Nach einem Zufallsfund auf dem Flohmarkt – eine alte Blechdose mit Buchstabenschablonen – begann ich, mehr aus Lust und Laune als aus einer konkreten Absicht heraus, Literaturzitate auf T-Shirts und andere Träger zu drucken.
Mit diesen Drucken bewarb ich mich für das auf sechs Wochen angelegte „Kunstkaufhaus“ im jetzigen Degginger Gebäude in der Regensburger Altstadt. „Kunstkaufhäuser“ waren Anfang der 2000er Jahre in ganz Deutschland ein Format, in dem niederschwellig für jeweils sechs Wochen Kunst in leerstehenden Gebäuden präsentiert wurde.

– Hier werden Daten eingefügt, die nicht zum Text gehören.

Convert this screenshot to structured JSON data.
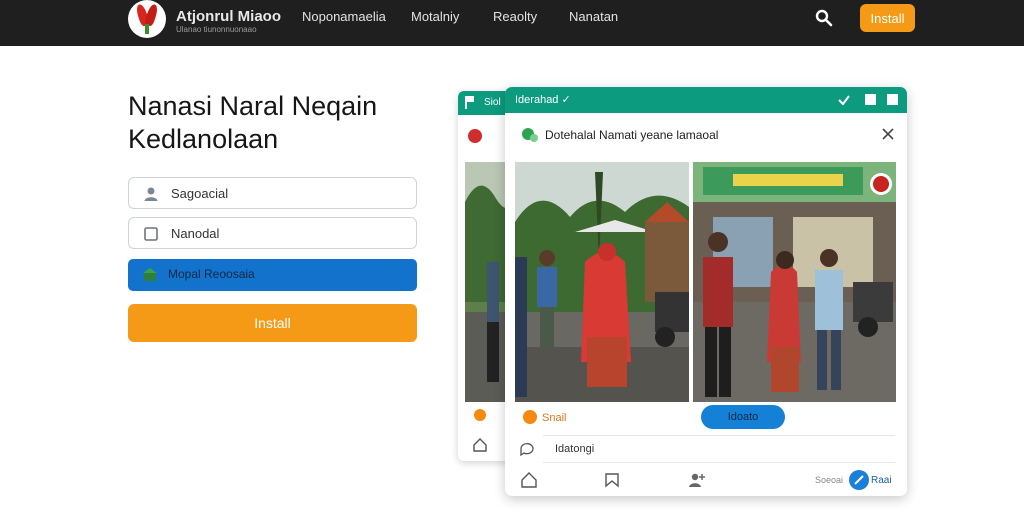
{
  "navbar": {
    "brand_title": "Atjonrul Miaoo",
    "brand_subtitle": "Ulanao tiunonnuonaao",
    "links": [
      "Noponamaelia",
      "Motalniy",
      "Reaolty",
      "Nanatan"
    ],
    "install_label": "Install",
    "search_icon": "search-icon",
    "colors": {
      "background": "#1f1f1f",
      "accent": "#f59a16"
    }
  },
  "hero": {
    "title_line1": "Nanasi Naral Neqain",
    "title_line2": "Kedlanolaan"
  },
  "form": {
    "field1_text": "Sagoacial",
    "field2_text": "Nanodal",
    "blue_button_label": "Mopal Reoosaia",
    "install_button_label": "Install",
    "colors": {
      "primary": "#1272cc",
      "accent": "#f59a16"
    }
  },
  "back_window": {
    "title": "Siol"
  },
  "front_window": {
    "title": "Iderahad ✓",
    "dialog_title": "Dotehalal Namati yeane lamaoal",
    "photo_left_alt": "people in village",
    "photo_right_alt": "people at shop front",
    "small_label": "Snail",
    "pill_label": "Idoato",
    "comment_text": "Idatongi",
    "nav_label_1": "Soeoai",
    "nav_label_2": "Raai",
    "colors": {
      "header": "#0c9b7f",
      "pill": "#1480d6"
    }
  }
}
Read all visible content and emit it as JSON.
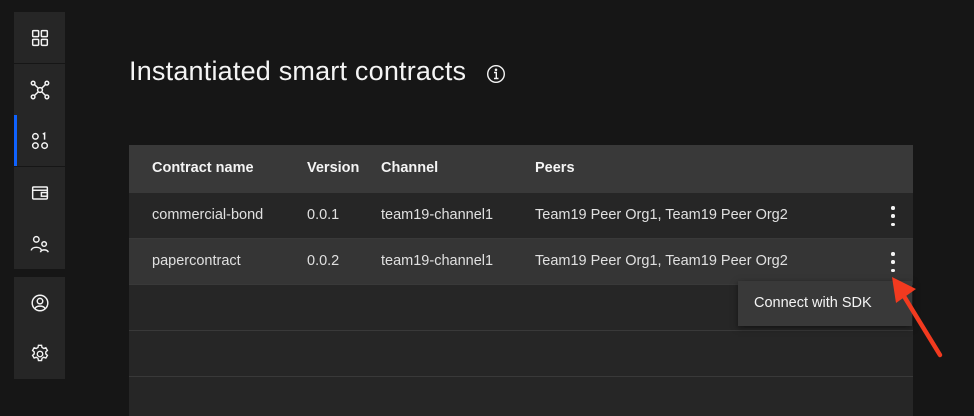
{
  "page": {
    "title": "Instantiated smart contracts",
    "info_icon": "information-icon"
  },
  "sidebar": {
    "items": [
      {
        "icon": "grid-icon",
        "active": false
      },
      {
        "icon": "network-icon",
        "active": false
      },
      {
        "icon": "smart-contracts-icon",
        "active": true
      },
      {
        "icon": "wallet-icon",
        "active": false
      },
      {
        "icon": "users-icon",
        "active": false
      },
      {
        "icon": "user-profile-icon",
        "active": false
      },
      {
        "icon": "settings-icon",
        "active": false
      }
    ],
    "active_color": "#0f62fe"
  },
  "table": {
    "headers": [
      "Contract name",
      "Version",
      "Channel",
      "Peers"
    ],
    "rows": [
      {
        "name": "commercial-bond",
        "version": "0.0.1",
        "channel": "team19-channel1",
        "peers": "Team19 Peer Org1, Team19 Peer Org2"
      },
      {
        "name": "papercontract",
        "version": "0.0.2",
        "channel": "team19-channel1",
        "peers": "Team19 Peer Org1, Team19 Peer Org2"
      }
    ]
  },
  "overflow_menu": {
    "items": [
      "Connect with SDK"
    ]
  },
  "annotation": {
    "color": "#f23a1f"
  }
}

Eine frühe Form der heute überall zu findenden PopUp Läden.
Am 24.10.2005 gründete ich dann im Rahmen des Regensburger Kunstkaufhauses (K2H) mein Handdruckkabel „Blinkfüer“. Nach den geplanten sechs Wochen ging’s mit Blinkfüer weiter, da ich so begeistert von den traditionellen Drucktechniken war und mehr darüber lernen wollte. Was im Vorübergehen begann und nur für kurze Zeit geplant war, wurde zu meiner Leidenschaft und zu meinem Beruf.
Schon Anfang 2006 bezog ich mein erstes angemietetes Atelier im Kuss Künstlerhaus, in dem sich – neben meinem Druckatelier im Dachgeschoss – auch noch ein Keramik-, Glas- und Malatelier befanden. Hier fing ich auch an, mich vermehrt mit dem Linoldruck und mit Papierarbeiten zu befassen. 

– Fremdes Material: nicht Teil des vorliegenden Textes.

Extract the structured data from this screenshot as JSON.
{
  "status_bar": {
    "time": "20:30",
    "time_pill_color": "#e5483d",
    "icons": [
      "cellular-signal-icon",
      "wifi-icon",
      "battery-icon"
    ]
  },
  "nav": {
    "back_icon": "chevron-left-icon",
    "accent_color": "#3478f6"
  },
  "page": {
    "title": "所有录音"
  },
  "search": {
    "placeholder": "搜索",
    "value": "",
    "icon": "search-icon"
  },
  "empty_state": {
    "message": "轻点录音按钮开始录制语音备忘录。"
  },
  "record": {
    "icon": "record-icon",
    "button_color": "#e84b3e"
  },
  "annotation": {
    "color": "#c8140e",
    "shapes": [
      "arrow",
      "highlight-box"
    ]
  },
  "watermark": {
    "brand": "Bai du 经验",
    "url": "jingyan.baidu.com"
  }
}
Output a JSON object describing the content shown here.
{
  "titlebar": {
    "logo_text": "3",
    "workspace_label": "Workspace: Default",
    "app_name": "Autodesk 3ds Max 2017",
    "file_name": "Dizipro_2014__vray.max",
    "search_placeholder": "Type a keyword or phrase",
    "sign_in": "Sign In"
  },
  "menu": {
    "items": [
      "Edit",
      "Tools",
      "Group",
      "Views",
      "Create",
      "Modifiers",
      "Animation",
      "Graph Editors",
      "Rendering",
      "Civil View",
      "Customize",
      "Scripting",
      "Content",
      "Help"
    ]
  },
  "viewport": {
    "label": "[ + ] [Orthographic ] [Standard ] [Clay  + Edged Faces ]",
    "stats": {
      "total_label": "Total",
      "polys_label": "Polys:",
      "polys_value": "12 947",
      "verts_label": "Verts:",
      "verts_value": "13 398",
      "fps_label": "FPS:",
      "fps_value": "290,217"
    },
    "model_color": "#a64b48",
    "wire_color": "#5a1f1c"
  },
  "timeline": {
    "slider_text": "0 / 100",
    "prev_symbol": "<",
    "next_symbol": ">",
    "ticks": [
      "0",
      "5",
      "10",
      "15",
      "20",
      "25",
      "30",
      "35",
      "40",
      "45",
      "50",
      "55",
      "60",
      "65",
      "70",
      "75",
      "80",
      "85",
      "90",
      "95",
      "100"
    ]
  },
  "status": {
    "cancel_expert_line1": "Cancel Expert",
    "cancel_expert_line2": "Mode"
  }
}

Vom „KUSS“ zog ich 2008 mit meinem Atelier weiter in ein verwunschenes Gartenhäuschen in Stadtamhof. Meine Arbeiten wurden in dieser Zeit von bis zu acht Regensburger Läden verkauft und ich bot sie auf verschiedenen Messen und Kunstmärkten an.

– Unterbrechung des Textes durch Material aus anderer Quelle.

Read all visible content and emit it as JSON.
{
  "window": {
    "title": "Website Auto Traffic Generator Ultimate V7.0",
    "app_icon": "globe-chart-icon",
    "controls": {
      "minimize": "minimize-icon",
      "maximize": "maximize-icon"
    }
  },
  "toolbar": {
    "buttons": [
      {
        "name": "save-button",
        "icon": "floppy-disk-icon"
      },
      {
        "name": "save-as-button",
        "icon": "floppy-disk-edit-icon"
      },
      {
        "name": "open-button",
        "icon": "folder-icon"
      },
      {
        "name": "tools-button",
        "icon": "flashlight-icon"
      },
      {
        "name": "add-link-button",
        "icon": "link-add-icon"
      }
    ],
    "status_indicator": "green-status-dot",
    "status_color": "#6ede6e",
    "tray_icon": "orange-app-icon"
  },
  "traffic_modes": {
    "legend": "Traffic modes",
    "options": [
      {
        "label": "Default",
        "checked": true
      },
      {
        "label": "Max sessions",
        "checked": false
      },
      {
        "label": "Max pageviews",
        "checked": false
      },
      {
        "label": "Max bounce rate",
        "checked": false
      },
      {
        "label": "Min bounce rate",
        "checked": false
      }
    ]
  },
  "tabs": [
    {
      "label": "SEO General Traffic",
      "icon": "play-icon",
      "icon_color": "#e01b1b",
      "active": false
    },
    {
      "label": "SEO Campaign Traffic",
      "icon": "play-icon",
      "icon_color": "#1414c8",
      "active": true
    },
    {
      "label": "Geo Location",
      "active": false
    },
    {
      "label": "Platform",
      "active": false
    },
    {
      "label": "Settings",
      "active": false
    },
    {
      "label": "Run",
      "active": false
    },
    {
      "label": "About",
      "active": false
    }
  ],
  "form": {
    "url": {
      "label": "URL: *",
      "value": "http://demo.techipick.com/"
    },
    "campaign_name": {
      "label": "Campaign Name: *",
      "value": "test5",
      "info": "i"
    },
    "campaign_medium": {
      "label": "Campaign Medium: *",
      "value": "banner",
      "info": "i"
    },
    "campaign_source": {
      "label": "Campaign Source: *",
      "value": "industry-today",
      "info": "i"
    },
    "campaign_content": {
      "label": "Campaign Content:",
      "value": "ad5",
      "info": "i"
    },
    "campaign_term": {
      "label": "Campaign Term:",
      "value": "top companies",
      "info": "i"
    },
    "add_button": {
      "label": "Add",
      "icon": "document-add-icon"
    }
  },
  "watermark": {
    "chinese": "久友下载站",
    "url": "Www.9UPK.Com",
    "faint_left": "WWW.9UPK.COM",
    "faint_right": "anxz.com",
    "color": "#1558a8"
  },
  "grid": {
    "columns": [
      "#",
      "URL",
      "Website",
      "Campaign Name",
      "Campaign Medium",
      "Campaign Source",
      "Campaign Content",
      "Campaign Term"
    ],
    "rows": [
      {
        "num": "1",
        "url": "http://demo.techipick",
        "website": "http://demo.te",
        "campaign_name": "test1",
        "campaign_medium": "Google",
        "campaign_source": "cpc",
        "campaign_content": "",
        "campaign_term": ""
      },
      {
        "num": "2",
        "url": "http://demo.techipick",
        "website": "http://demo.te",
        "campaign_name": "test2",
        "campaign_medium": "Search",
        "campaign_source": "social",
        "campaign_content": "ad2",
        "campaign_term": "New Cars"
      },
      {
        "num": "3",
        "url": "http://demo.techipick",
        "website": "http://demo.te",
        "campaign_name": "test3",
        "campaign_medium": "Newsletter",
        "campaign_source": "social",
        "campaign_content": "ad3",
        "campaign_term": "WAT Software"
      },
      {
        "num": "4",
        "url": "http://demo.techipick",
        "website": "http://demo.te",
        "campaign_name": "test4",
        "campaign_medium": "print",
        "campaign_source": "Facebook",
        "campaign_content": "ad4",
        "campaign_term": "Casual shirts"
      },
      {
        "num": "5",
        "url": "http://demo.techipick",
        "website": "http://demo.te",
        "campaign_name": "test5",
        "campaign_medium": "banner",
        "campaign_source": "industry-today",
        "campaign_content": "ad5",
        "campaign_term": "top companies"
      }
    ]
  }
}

In dieser Zeit hatte ich auch einen Schaukasten im ehemaligen Gloria Kino, den ich jeden Monat neu gestaltete. Dieses legendäre Gebäude aus den 1950er Jahren steht nun leider schon seit Jahren leer. Ein Jammer!
Anfang 2010 mietete ich dann mein erstes Handdruckatelier im Regensburger Waaggässchen. Im hinteren Bereich der kleinen Räume richtete ich meine Werkstatt ein und im vorderen Teil den Verkaufsraum. In diese Zeit fällt auch der Ankauf meines ersten Boston Tiegels. Ein Meilenstein für mich, und der Textildruck wurde nun zunehmend von meinen Papierarbeiten abgelöst.
Meine Arbeiten jetzt selbst präsentieren und vor Ort verkaufen zu können, kam ebenfalls einem Quantensprung gleich.

Anfang 2016 zog ich weiter in die hellen und großzügigeren Räume eines Jugendstilgebäudes in der Oberen Bachgasse. Hier hatte ich drei Zimmer zur Verfügung: Das größte wurde zum Ausstellungs- und Verkaufsraum, das kleinste zu meiner Werkstatt und das mittelgroße mit seinem schönen Fischgrätparkett wurde durch meine Buchkinderkurse belebt.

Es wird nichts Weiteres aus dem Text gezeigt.